As deliberated above, Indian states are already acting at the forefront in adopting AI-based predictive analytics in order to predict potential crime hotspots, risk assessment, determine appropriate sentencing, detention-related queries, and even biometric identification. For instance, the Patna High Court faced challenges in quickly allocating cases. To address this, MCIL developed a system that automatically assigns cases based on an algorithm that considers the type of cases each bench had previously handled and how efficiently they were resolved.
It is important to recognize that if biased information is fed into predictive analytics AI, it may perpetuate inequality and prejudice. This is a potential concern that should not be ignored. The criminal justice system may be detrimentally impacted if, for instance, an algorithm is trained on data that disproportionately targets specific populations or classes. Consequently, it is crucial to guarantee that new technologies are not applied in a manner that violates the due process, rights of people or is biased against any group.
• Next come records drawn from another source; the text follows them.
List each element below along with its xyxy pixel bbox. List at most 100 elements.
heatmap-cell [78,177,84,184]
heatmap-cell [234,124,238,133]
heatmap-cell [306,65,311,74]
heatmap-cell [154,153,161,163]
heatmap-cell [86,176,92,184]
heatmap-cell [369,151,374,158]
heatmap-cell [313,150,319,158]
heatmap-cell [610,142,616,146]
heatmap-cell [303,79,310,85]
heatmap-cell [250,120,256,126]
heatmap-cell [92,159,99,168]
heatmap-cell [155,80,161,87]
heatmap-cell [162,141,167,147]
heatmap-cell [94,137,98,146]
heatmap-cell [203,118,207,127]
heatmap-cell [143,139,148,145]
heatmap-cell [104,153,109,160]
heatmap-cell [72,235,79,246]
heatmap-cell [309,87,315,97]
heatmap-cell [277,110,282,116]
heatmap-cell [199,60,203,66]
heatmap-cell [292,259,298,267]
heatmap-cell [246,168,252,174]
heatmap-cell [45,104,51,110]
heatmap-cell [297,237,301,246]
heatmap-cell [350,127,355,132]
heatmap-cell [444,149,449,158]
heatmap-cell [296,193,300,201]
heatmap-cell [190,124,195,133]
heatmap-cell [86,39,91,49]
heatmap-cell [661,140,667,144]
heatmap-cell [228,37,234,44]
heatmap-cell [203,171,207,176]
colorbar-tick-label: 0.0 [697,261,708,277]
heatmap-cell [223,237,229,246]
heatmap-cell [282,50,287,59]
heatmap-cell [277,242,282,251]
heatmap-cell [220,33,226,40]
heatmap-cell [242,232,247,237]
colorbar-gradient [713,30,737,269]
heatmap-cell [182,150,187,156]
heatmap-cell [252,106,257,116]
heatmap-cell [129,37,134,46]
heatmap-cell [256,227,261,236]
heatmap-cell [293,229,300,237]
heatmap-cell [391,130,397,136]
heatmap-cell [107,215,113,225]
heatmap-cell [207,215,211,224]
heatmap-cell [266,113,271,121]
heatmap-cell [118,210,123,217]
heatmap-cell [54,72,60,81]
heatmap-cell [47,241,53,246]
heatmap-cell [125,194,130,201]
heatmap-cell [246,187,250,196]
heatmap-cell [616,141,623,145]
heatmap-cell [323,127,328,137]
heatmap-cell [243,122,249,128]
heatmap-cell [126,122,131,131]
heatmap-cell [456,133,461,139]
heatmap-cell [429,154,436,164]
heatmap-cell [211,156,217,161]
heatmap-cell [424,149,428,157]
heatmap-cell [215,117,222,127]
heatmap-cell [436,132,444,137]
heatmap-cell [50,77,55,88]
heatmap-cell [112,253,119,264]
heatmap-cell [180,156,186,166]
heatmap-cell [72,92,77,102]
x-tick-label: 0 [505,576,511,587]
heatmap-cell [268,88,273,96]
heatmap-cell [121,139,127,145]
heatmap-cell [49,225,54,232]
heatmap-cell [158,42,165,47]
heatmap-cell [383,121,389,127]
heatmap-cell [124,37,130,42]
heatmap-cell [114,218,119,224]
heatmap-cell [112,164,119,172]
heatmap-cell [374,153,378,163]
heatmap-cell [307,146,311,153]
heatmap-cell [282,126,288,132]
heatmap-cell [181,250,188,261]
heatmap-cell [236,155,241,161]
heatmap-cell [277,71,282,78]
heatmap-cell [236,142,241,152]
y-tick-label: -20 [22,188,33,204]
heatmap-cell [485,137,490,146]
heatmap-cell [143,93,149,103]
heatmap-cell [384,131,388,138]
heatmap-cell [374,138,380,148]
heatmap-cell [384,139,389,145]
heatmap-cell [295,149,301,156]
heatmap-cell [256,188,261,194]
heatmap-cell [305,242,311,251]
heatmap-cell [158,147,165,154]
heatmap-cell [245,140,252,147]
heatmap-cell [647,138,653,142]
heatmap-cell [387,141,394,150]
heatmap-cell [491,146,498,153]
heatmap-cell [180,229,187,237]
Predictive Analysis could reap real fruits if applied effectively in the justice delivery system, for it has a great potential to assess and evaluate the risk posed by individuals awaiting trial, and hence assist the judiciary in deciding matters regarding bail and release more efficiently. The inclusion of AI interface into the justice delivery system in no way undermines the traditional techniques, rather it complements the traditional techniques and imbues the legal system with continuing durability. The comparative analysis provided above clearly lays down the picture as to how predictive analysis has already attained a durable global standing, and the reason for the same is that it acts as a catalyst for legal innovation.
Therefore, a well-rounded and extensive strategy is crucial to pledge that the application of AI and predictive analytics in criminal justice is uncapped, accountable, and in compliance with fundamental ethical standards. The implications on society as a whole, especially on vulnerable populations, must be assessed, and any inherent prejudices or unexpected repercussions must be addressed.